[fpc-devel] Attn: J. Gareth // 3.3.1 opt = slower // Fwd: [Lazarus] Faster than popcnt

Marco van de Voort fpc at pascalprogramming.org
Tue Jan 4 17:03:42 CET 2022


On 4-1-2022 16:31, Martin Frb via fpc-devel wrote:
>
>> Weird as mine is inlined with -Cpcoreavx -O4, with no special 
>> handling for 0. But that does put some things on shaky ground. Maybe 
>> zero the result before hand?
>
> Same here.

I looked up popcnt and found nothing about not setting if zero. (E.g. 
https://www.felixcloutier.com/x86/popcnt )

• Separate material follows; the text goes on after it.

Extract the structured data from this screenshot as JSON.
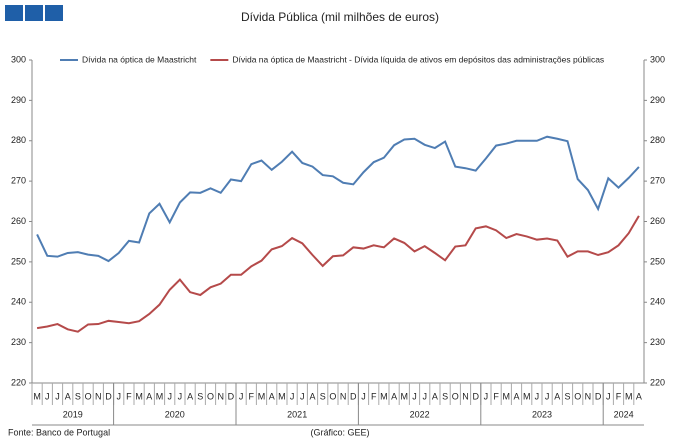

I meanwhile also ran on my Ryzen 4800H laptop and updated the version on 
the web with the stats. The stats for the  long string are about as fast 
as on my i7-3770 (laptop vs desktop memory bandwidth? The ryzen should 
be faster in any way?!?), but the short one (40 bytes) is significantly 
faster. What I don't get is why the assembler version seems 
systematically faster even for the short code. The generated asm is 
nearly the same.

Also notable is that on this machine with popcnt (-Cpcoreavx), the 
popcnt version is as fast as the add function within error margins, so 
probably popcnt instruction is faster(lower latency) and thus less of a 
bottleneck on this machine.  Note that the POP() function is half the 
size, so that makes it better for newer machines.

---------

Note that I test on Windows, so it might be that the "two times load" is 
a difference somehow due to different codegeneration on windows

>
> ----------------------------------------
> About UTF8LengthFast()
>
> Well, before I get to this, I noted something weird.....
>
> 2 runs, compiled with the same compiler ( 3.2.3 ), and the same 
> settings, with the only difference: -gw3 or not -gw3
> => And the speed differed.  600 (with dwarf)  vs 700 (no dwarf) / 
> reproducible.

I also have seen this, while working on the code. And indeed mainly with 
the "fast" one. It also explains why the assembler is always consistent, 
it suffers less from detail code changes when I e.g. update FPC from 
git, and thus different alignment. (assuming that the section starts are 
always aligned)

> Alignment. 16 vs 32 bit. Can that make a difference?
> According to: 
> https://stackoverflow.com/questions/61016077/32-byte-aligned-routine-does-not-fit-the-uops-cache

Seems to be a problem of the Skylake and later archs, which I no longer 
have. The i7 is too old, and the others are AMD.